After a few days, Sheila and Torey begin to trust one another, and Torey takes to giving her a bath every morning and massaging her body with baby lotion so she will smell nice. Torey also shampoos Sheila's hair and styles it with kiddie barrettes, giving the child a chance to enjoy feeling beautiful and learn how delightful it is to feel appreciated and cared for, although Sheila fears that the pretty new hair decorations will be confiscated by her father.

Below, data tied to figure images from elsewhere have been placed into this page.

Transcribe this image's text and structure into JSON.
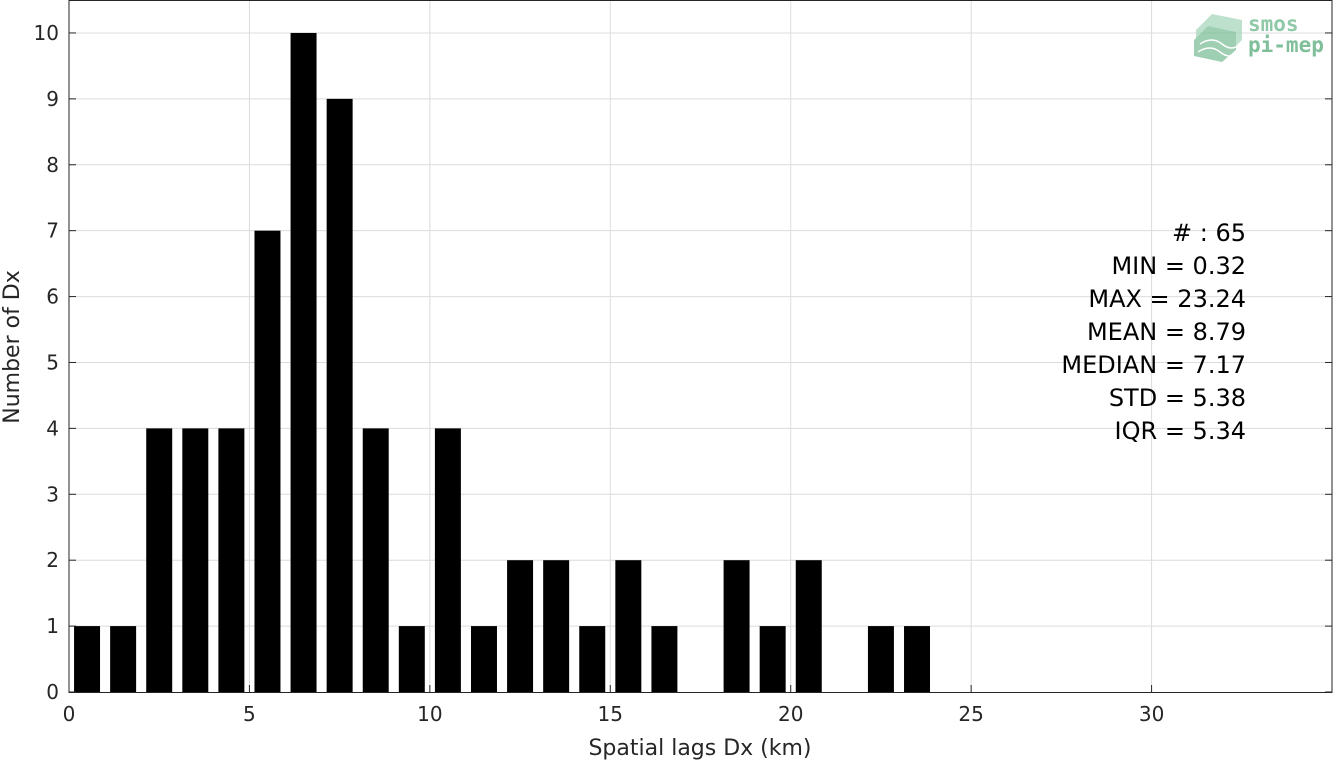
{
  "chart_data": {
    "type": "bar",
    "xlabel": "Spatial lags Dx (km)",
    "ylabel": "Number of Dx",
    "xlim": [
      0,
      35
    ],
    "ylim": [
      0,
      10.5
    ],
    "x_ticks": [
      0,
      5,
      10,
      15,
      20,
      25,
      30
    ],
    "y_ticks": [
      0,
      1,
      2,
      3,
      4,
      5,
      6,
      7,
      8,
      9,
      10
    ],
    "grid": true,
    "bar_color": "#000000",
    "bin_width": 1,
    "x": [
      0.5,
      1.5,
      2.5,
      3.5,
      4.5,
      5.5,
      6.5,
      7.5,
      8.5,
      9.5,
      10.5,
      11.5,
      12.5,
      13.5,
      14.5,
      15.5,
      16.5,
      17.5,
      18.5,
      19.5,
      20.5,
      21.5,
      22.5,
      23.5
    ],
    "values": [
      1,
      1,
      4,
      4,
      4,
      7,
      10,
      9,
      4,
      1,
      4,
      1,
      2,
      2,
      1,
      2,
      1,
      0,
      2,
      1,
      2,
      0,
      1,
      1
    ],
    "stats": [
      "# : 65",
      "MIN = 0.32",
      "MAX =  23.24",
      "MEAN = 8.79",
      "MEDIAN = 7.17",
      "STD = 5.38",
      "IQR = 5.34"
    ]
  },
  "logo": {
    "line1": "smos",
    "line2": "pi-mep",
    "color": "#7fbf9a"
  }
}
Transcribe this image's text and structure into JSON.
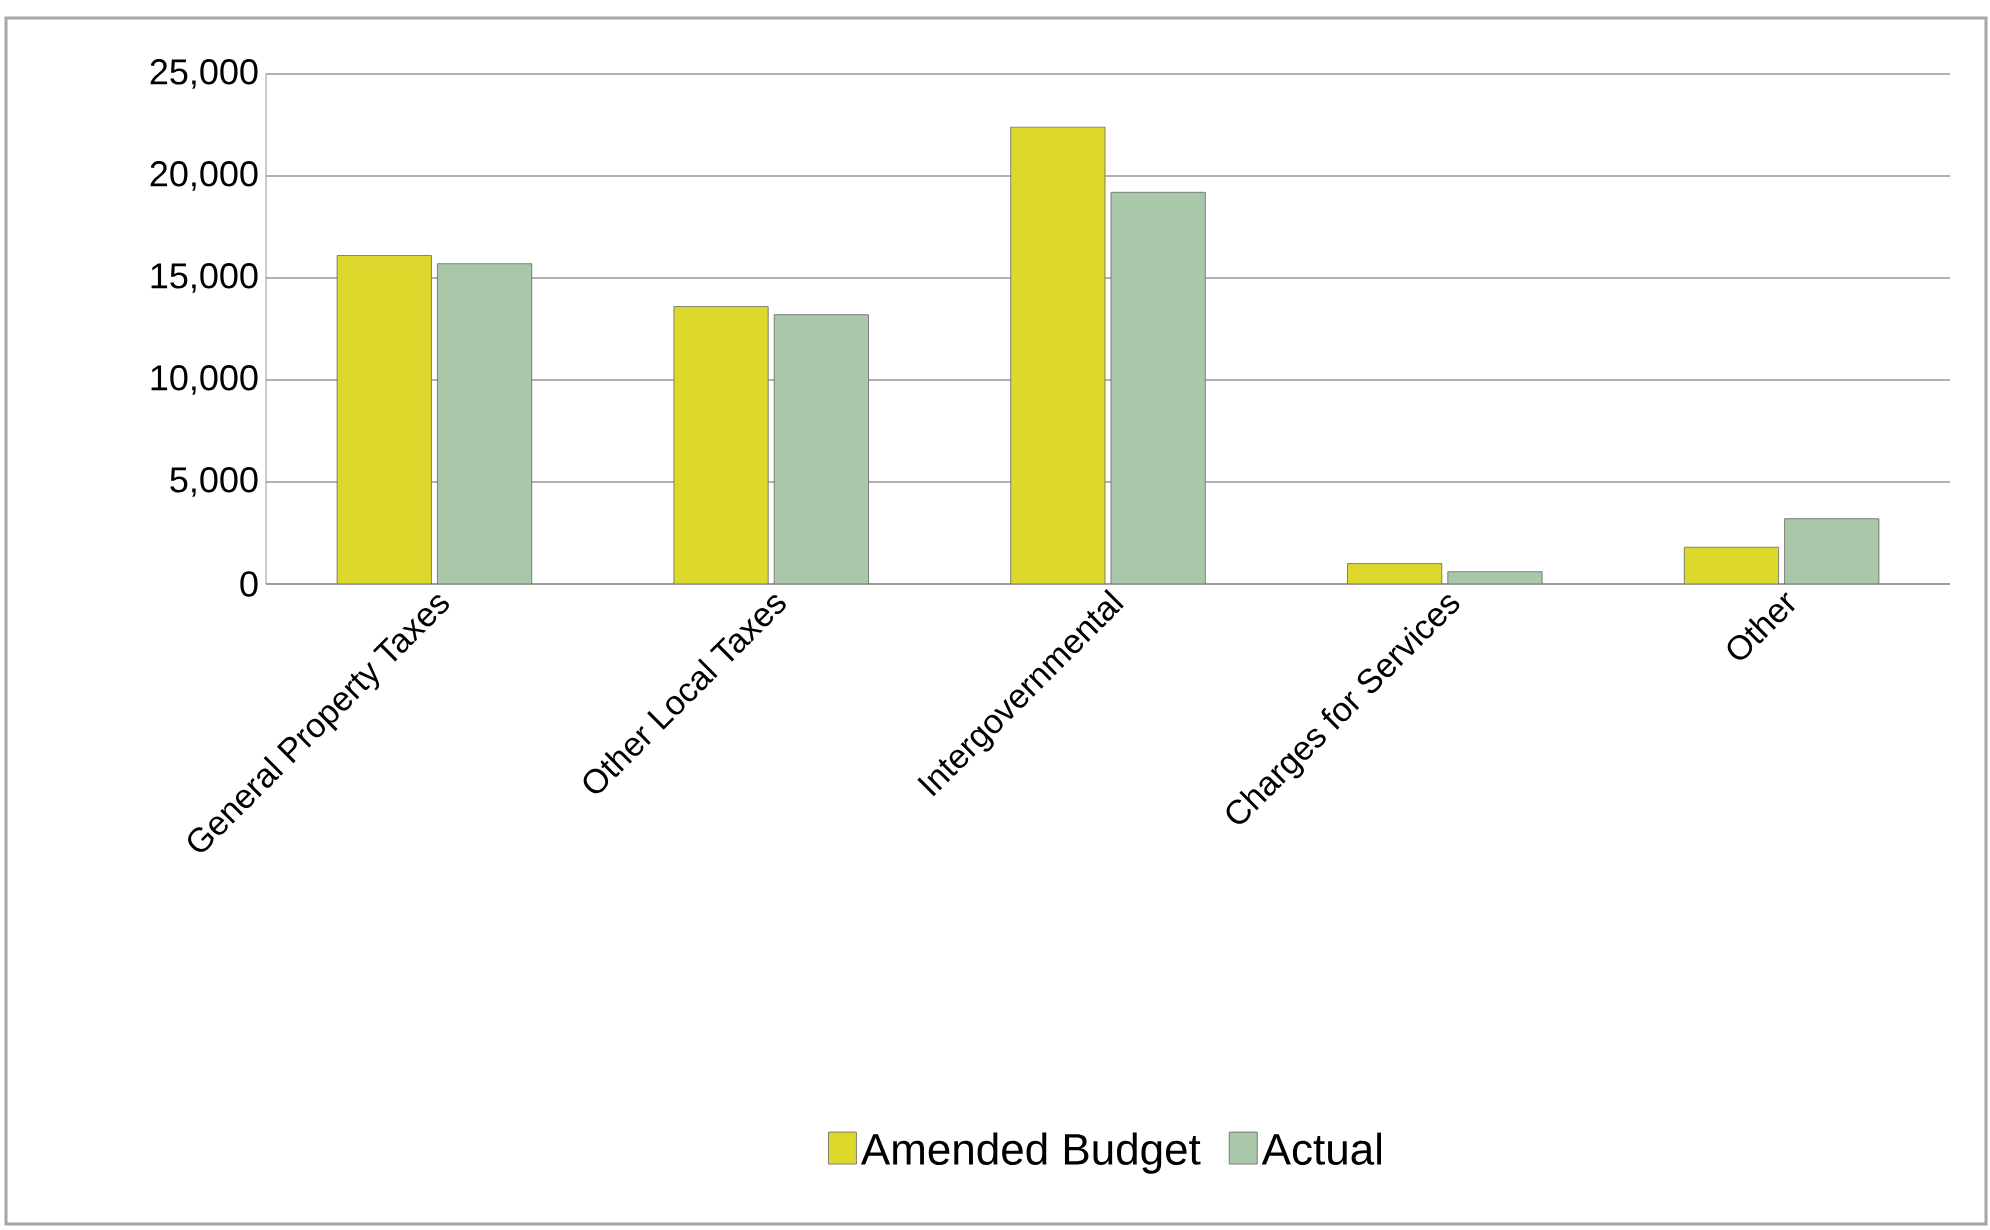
{
  "chart_data": {
    "type": "bar",
    "categories": [
      "General Property Taxes",
      "Other Local Taxes",
      "Intergovernmental",
      "Charges for Services",
      "Other"
    ],
    "series": [
      {
        "name": "Amended Budget",
        "color": "#dcd82c",
        "values": [
          16100,
          13600,
          22400,
          1000,
          1800
        ]
      },
      {
        "name": "Actual",
        "color": "#a9c8aa",
        "values": [
          15700,
          13200,
          19200,
          600,
          3200
        ]
      }
    ],
    "ylim": [
      0,
      25000
    ],
    "yticks": [
      {
        "value": 0,
        "label": "0"
      },
      {
        "value": 5000,
        "label": "5,000"
      },
      {
        "value": 10000,
        "label": "10,000"
      },
      {
        "value": 15000,
        "label": "15,000"
      },
      {
        "value": 20000,
        "label": "20,000"
      },
      {
        "value": 25000,
        "label": "25,000"
      }
    ],
    "grid": "y",
    "legend": "bottom"
  }
}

After Sheila began participating in class, there were still a few issues. First, she was focused on revenge. At one point, a teacher scolded her in the lunch room, so she went into the teacher's room and caused $700 worth of damage to the classroom. Also, Sheila refuses to do paperwork. However, when given other media to work with (stacking blocks, for instance), she reveals that she is incredibly smart and talented for someone who only had a few months of first grade; her I.Q. is later tested and comes to a total of 182, which is, according to Torey, around 1 in 10,000 for a six-year-old. Sheila remains obsessed with showing people that she matters, and is terrified of abandonment.

At one point, Torey goes to California for a few days for a conference. The students were given plenty of notice, but Sheila interpreted it as abandonment by the one person who had shown her love and misbehaved throughout the whole trip.

In the middle of the year, Torey is notified that a space has opened up at the state hospital for Sheila. Torey is horrified and cries, seeing that this girl with all her improvement should not be put into an institution. Torey brings the case to court, with the help of Torey's then-boyfriend Chad, a lawyer, and wins. Afterward, Torey and Chad take Sheila out for pizza and buy her a dress.

One day, Sheila comes to school looking pale and poorly. She uses the bathroom twice in the first half-hour. Torey takes Sheila on her lap and then notices she's bleeding. Sheila eventually discloses that her uncle Jerry had tried to rape her, and when she was too small, he cut her genitalia with his knife. Sheila is rushed to the hospital after losing a lot of blood and has to have surgery to repair the damage. In the 1995 sequel, The Tiger's Child, it is revealed that because of this incident, Sheila is infertile. Sheila deals with the traumatic experience remarkably well, though she refuses to wear dresses for a while afterward.

At the end of the year, Torey introduces Sheila to the next year's teacher. Sheila will be going into third grade because Torey feels she can deal with the harder material and that it is more important at this point that Sheila's teacher be loving and understanding. Torey knows this teacher personally and knows she would be.

==Research and reception==
The book has been used as the basis of research by Appalachian State University, by Michael Marlow & Gayle Disney.

Bookrags has provided a One Child Summary & Study Guide for educational purposes.

Reviewing the book for the Australian Journal of Human Communication Disorders, Mandy Brent concluded that "this book is an interesting but undeveloped narrative and is of limited use to the practising clinician" .

The book is used as a reference in the book Inquiry and Reflection: Framing Narrative Practice in Education by Diane DuBose Brunner.